Which is to be expected, no? I don’t believe the Fed is directly financing Obama’s spending or juicing the stock market. Their ZIRP policies indirectly do that, don’t they?
What should happen in a market with enormous credit errors?
1. Interest rates should rise.
2. Borrowers and lenders will unwind bad deals.
3. Bargains abound and savers/the prudent are rewarded.
4. New money is attracted and the market clears.
5. A return to normalcy.
Arguing the Feds’ side, you are really arguing for fiscal irresponsibility. The low interest rate environment is abetting the idiotic fiscal response. GW Bush was told by the Fed that they’d move to keep rates low. Then he approved the bail out.

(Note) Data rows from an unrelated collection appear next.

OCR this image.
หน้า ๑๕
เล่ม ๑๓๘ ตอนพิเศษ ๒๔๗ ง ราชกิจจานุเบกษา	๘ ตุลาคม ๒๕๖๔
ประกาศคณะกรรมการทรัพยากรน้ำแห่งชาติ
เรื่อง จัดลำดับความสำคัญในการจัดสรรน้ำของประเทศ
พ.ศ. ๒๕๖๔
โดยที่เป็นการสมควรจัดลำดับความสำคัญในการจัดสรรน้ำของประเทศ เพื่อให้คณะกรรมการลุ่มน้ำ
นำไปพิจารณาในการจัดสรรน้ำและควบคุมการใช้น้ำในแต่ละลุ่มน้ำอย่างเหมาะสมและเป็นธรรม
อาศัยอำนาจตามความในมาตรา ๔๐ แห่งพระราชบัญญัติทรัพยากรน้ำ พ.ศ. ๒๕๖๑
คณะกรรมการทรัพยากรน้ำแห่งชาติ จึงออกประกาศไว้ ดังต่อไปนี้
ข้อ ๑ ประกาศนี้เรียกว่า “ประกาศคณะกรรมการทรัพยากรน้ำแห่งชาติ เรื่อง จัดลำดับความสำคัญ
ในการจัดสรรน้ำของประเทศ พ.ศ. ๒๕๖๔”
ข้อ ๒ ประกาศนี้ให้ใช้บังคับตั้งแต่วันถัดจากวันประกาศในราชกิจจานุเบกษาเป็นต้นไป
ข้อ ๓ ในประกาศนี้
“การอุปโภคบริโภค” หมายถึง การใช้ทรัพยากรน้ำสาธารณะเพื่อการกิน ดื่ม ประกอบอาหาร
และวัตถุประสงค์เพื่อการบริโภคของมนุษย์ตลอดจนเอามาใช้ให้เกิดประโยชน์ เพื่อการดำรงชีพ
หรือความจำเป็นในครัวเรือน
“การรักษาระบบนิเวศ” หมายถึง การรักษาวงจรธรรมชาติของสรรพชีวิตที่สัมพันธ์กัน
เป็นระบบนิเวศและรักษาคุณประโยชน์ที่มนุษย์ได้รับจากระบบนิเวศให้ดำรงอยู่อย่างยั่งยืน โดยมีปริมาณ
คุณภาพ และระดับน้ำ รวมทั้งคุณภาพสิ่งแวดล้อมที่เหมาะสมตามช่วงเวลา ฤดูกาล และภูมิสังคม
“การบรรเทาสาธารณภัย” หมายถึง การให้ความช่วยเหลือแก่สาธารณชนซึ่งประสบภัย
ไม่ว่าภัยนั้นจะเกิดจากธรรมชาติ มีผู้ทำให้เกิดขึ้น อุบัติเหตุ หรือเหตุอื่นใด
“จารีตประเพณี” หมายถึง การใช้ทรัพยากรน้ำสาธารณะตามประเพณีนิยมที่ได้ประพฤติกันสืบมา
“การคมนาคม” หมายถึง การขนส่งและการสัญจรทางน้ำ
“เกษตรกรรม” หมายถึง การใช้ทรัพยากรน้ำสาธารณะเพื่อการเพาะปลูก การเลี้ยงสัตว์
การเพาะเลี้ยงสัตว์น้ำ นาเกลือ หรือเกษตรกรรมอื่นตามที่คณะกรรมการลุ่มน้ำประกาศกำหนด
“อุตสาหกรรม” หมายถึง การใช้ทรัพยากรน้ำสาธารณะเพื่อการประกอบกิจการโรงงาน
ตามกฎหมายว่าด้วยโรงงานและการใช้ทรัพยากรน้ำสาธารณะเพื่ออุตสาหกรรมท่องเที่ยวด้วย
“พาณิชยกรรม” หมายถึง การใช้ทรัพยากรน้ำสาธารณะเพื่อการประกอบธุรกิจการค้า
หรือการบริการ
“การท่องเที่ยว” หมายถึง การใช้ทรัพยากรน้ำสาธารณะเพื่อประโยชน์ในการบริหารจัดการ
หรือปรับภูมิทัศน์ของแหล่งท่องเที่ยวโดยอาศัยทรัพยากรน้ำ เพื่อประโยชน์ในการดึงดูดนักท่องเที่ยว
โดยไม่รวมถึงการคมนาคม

Bad firms should go under, their owners should take the hit, and markets can and have cleared, American economic history proves that.
Your chart simply shows what would have happened under normalcy. The Fed’s wasted five years and remember that the Fed was there “managing” things during the previous bubbles. The US economy didn’t just start in 2008.
You post is thought provoking, thanks!
To communicate I need to understand the values that it’s based on; namely, are you in favor of Congress having the power to coin money and regulate it’s value. Don’t laugh —some on these threads want no gov’t whatsoever with a pure barter system. Thing is that if that really is your view then I’d be wasting my time explaining Fed strategy. If in case you like that part of the constitution, and you don’t like the way Congress coins’n’regulates money, then I still wouldn’t explain the fed but I’d be more clear if I explained Congress.
Please share your take on how we got money coins’n’regulated.